We begin with the DAO requesting to read from its injected data source, the memory cache. The memory cache then checks in its load implementation if the data is available. If not, it recursively requests a read operation from the bigger, linked data source, the disk cache, and this repeats.

Here's the twist: if a smaller data source does not find the requested data and thus propagates a read request to a bigger data source, the returned data is then stored (cached) in the smaller, faster data source prior to returning it back to the caller. This logic is symmetrical across data sources and can be provided as part of an abstract base class. The pseudocode would be as follows:

DataSource::read(key):                 // implemented once in a base class
   data = load(key)                    // abstract
   if data != null:
       return data
   if bigger_node != null:
       data = bigger_node.read(key)
       store(key, data)                // abstract: cache data prior to returning
       return data
   return null


These intermediary storage caches may end up reaching some state of being "full". If so, an eviction strategy is necessary. A simple and effective one is to simply evict LRU (least recently-used) data whenever a cache is full. In that case, we need some kind of time stamp to update when data is accessed in the intermediary cache storage (not for the SQL server, since it's modeling nonvolatile storage), like so:

Memory::load(key):                     // overridden by each data storage type
   if data[key] != null:
   return data[key]

Memory::store(key, new_data):          // overridden by each data storage type
    if not key_exists(key) and full():
        evict_lru_data()               // evict(remove) least-recently used data
    data[key] = new_data

Create, Update, Delete

For these kinds of mutating operations, an easy strategy is as you described: simply mirror the operations to all the data sources.

create(key, data):
    store(key, data)
    if bigger_node != null:
       bigger_node.create(key, data)

... and so forth.

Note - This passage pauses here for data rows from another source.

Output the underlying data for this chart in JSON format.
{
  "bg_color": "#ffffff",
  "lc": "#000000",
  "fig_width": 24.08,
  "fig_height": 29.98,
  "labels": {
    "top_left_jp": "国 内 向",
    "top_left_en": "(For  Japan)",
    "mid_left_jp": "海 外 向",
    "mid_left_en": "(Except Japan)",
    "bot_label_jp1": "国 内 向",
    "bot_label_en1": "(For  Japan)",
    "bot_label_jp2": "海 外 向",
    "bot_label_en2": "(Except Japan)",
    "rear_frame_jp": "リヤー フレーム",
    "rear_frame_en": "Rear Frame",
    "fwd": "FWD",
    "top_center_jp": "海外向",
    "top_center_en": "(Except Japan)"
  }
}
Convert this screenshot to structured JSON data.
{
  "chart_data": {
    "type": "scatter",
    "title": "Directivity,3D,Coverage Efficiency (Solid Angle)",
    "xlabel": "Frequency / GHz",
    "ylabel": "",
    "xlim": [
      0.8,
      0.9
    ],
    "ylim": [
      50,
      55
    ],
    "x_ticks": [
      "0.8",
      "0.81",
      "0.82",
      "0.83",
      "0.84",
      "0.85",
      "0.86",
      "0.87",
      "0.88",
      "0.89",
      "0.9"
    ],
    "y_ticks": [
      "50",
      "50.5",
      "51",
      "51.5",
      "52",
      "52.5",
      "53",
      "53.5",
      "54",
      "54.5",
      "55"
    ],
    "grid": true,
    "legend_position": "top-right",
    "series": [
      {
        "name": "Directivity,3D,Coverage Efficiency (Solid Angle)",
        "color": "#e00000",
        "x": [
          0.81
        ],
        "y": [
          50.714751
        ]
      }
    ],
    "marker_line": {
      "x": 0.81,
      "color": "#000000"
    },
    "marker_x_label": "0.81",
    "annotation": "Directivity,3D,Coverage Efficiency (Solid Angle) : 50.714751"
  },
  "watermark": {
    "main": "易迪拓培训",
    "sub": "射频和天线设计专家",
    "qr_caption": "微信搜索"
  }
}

The update operation can be similar to read propagation by copying the data into all three storage types, with create, as implemented above, likewise filling all three data storage types.

A more complex strategy is to only perform these operations in the faster data storage types and then propagate modifications to the bigger ones later in a deferred fashion (ex: during eviction, at periodic intervals, on shutdown). However, that might screw with atomicity and make transaction-safety more difficult in addition to exacerbating synchronization issues with the latest data available on the server.

Going Beyond

There are potentially some more complex issues here like the fact that an intermediary cache may not necessarily be up-to-date with what's on the server if there are other DAO clients in the mix. There's also transaction-safety to consider and, of course, thread-safety. However, these concerns apply regardless of how you choose to design this as they're conceptually attached to the notion of intermediary caches between your database server.

In any case, I hope this kind of design might help a bit and potentially offer some solutions to these problems, or at least offer a new kind of perspective to this problem whether or not this kind of design is used.